Personal information
- Nickname: Slim
- Born: August 29, 1903 Virginia
- Died: January 15, 1970 (aged 66) Arcadia, California
- Resting place: Inglewood Park Cemetery, Inglewood, California
- Occupation: Trainer / Owner

Horse racing career
- Sport: Horse racing
- Career wins: Not found

Major racing wins
- Massachusetts Handicap (1936) San Vicente Stakes (1936) San Antonio Handicap (1936, 1957) Oceanside Stakes (1939) Havre de Grace Handicap (1943) Washington Park Handicap (1943) San Carlos Handicap (1946) Westerner Handicap (1948) Golden Gate Handicap (1949) Hollywood Gold Cup (1949) California Breeders' Champion Stakes (1950, 1968) Starlet Stakes (1950) San Pasqual Handicap (1950, 1958) Las Flores Handicap (1956) New York Handicap (1956) Argonaut Handicap (1957) San Bernardino Handicap (1958, 1959) San Luis Rey Handicap (1958) Santa Catalina Handicap (1958, 1959) Santa Margarita Handicap (1958) Santa Anita Handicap (1959) Del Mar Futurity (1963, 1964) Del Mar Handicap (1965) Hollywood Derby (1965) Roamer Handicap (1965) Del Mar Oaks (1966) Malibu Stakes (1966) Ramona Handicap (1966, 1967) Milady Handicap (1967) San Miguel Stakes (1969)

Significant horses
- Time Supply, Terrang, Desert Trial

= Carl A. Roles =

American horse trainer

Carlton A. Roles (August 29, 1903 - January 15, 1970) was an American Thoroughbred horse racing trainer who served for a time as the President of the California Thoroughbred Trainers Association.

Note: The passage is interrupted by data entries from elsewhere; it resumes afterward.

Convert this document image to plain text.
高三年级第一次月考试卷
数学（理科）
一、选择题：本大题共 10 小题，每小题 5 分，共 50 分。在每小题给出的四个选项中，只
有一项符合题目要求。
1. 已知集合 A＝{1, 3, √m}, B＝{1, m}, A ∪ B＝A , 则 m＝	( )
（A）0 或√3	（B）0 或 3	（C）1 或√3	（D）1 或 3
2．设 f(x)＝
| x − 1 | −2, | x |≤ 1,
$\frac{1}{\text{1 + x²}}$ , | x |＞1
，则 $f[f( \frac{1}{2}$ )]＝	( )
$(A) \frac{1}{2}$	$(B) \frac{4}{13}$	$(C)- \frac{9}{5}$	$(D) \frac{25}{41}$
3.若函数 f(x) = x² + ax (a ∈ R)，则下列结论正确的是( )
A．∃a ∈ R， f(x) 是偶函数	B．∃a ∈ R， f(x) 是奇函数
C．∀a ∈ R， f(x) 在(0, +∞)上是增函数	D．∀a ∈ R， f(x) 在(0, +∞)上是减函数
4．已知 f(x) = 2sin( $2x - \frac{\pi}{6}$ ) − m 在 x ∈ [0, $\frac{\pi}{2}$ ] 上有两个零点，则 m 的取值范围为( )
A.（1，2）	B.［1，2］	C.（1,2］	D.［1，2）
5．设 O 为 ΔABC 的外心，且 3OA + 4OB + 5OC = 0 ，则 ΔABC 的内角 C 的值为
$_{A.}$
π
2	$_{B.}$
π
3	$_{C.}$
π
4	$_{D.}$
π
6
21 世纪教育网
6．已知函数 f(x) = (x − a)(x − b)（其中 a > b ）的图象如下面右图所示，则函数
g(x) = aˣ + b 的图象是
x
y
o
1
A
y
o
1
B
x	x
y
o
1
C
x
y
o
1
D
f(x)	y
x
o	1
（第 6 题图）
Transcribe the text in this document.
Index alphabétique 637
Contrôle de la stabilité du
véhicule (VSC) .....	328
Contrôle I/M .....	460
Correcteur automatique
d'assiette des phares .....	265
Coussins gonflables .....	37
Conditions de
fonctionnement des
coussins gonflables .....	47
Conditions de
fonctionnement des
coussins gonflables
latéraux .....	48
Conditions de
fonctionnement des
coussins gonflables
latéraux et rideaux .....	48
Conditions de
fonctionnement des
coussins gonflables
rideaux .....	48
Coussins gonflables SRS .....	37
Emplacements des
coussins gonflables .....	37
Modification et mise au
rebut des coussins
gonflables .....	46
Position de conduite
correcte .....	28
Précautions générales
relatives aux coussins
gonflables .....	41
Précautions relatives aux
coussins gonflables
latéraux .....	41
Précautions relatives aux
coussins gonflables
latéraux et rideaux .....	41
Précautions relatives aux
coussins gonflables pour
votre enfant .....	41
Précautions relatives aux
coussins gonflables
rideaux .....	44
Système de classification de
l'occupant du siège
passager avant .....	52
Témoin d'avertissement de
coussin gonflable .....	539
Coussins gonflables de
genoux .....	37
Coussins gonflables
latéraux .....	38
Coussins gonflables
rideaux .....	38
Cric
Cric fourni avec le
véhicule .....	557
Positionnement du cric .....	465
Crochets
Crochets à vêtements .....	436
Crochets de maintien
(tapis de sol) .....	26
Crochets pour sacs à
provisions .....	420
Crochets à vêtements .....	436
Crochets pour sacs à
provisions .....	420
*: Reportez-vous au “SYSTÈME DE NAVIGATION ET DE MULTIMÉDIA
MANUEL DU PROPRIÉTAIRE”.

Usually known as Carl Roles, he was sometimes referred to by the nickname, "Slim." A Thoroughbred trainer and owner, he trained for prominent stable owners such as Ada L. Rice of Chicago, Hollywood film studio boss, Louis B. Mayer and Milly Factor. In the 1930s he met with considerable success as the trainer of Time Supply for owner Frank A. Carreaud. The colt won a number of important races including the Massachusetts Handicap, San Antonio Handicap, San Vicente Handicap, and the Narragansett Special. However, Roles is best known as the trainer of Terrang whose race conditioning he took over in January 1957 after the horse was purchased by his clients, Roland Bond and Lawrence S. Pollock. In the summer of 1966, the owner of Desert Trial, Muriel Vanderbilt Adams, sent her horse west to trainer Carl Roles where he saddled him to a number of important stakes including back-to-back editions of the Ramona Handicap.

==Barbara Roles==
Daughter, Barbara Roles, won the 1958 United States Junior Women's Figure Skating Championship and in 1962, the Senior Women's Championship. She was also the Bronze medallist in the 1960 Winter Olympics.

Carl Roles died at age sixty-six in 1970. At the time of his death, he was living in Pasadena, California.